ALLEN CLARK MIGHT describe himself as a backyard gardener, but there’s nothing amateurish about his results. In 2024, he brought a 974-pound pumpkin to the state fair, winning not one but three blue ribbons, including the People’s Choice Award.   

“Pumpkins love the sunshine and they love the dry climate we have,” he says, noting the warm springtime temperatures and limited pests. 

Clark started cultivating pumpkins just a few years ago, when he grew a nine-pounder in his Albuquerque backyard. That was all it took to get hooked. 
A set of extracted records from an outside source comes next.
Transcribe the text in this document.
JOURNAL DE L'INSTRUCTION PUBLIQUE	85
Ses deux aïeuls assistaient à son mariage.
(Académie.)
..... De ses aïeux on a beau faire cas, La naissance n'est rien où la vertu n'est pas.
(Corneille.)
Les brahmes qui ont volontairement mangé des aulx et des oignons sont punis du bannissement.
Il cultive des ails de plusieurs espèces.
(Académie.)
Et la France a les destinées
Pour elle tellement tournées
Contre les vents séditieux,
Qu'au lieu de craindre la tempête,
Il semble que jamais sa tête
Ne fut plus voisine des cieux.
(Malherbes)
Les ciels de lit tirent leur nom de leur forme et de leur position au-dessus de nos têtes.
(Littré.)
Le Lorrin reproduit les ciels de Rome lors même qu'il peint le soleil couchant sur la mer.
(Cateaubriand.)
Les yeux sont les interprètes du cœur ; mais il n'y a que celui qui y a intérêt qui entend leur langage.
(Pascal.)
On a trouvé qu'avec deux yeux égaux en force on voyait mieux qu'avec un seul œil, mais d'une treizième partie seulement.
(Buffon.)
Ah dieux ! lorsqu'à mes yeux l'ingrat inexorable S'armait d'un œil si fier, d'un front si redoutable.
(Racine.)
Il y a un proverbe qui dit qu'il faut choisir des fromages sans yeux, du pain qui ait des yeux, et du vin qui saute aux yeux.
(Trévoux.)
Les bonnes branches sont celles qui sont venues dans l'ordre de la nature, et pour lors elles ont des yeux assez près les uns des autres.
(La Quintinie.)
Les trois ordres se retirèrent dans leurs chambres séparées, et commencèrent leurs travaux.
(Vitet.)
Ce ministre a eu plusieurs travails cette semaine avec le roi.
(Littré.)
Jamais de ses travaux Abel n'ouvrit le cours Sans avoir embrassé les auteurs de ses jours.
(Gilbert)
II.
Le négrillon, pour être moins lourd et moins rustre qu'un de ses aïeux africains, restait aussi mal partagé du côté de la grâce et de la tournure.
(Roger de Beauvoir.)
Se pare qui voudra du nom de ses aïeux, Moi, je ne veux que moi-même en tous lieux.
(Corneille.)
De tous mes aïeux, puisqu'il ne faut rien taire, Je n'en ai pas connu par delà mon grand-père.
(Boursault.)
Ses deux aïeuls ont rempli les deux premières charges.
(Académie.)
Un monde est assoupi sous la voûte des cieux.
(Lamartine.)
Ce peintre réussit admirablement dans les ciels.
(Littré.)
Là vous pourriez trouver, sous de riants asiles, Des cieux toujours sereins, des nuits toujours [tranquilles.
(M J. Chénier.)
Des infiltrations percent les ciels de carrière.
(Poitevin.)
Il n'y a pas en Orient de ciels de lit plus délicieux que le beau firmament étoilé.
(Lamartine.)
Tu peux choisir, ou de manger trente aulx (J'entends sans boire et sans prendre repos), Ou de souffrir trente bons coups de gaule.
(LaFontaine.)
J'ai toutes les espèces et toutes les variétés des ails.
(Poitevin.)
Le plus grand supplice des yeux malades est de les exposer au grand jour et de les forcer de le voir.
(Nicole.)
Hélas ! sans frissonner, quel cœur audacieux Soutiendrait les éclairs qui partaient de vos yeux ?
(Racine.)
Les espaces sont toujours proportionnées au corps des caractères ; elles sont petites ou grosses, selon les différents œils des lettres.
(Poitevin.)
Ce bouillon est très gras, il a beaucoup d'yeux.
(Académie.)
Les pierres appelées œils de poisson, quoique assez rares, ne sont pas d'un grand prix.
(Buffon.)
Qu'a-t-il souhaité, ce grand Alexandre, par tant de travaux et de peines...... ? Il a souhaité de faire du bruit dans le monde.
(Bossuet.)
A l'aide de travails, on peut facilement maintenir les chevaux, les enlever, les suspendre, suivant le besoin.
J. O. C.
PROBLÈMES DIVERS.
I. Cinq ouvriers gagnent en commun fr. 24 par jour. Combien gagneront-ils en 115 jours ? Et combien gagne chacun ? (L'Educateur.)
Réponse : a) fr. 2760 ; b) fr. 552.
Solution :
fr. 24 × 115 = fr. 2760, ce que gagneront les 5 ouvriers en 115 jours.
He quickly dug into raising competitive pumpkins, but the learning curve was steep. Before last year’s nearly half-ton winner, the largest pumpkin he’d ever grown was 53 pounds. After expanding his garden footprint and refining his methods to manage soil pH and combat squash bugs, his prize pumpkin started to grow as much as 35 pounds per day.  

As September approached last year, an unanticipated problem became clear: Clark didn’t know how he was going to get the gigantic pumpkin out of his yard in his Academy Place neighborhood. He eventually located a crane operator who agreed to lift the cucurbit over his house and onto the bed of a truck, which transported it to Expo New Mexico. There, it wowed visitors and judges alike, falling short of the state record by fewer than 50 pounds.  

“I really enjoyed standing in the corner of the room and watching people come in and just hit a wall of amazement,” he says. “It was fascinating to watch people have this genuine reaction—thinking it’s fake or like, How could it get that big?”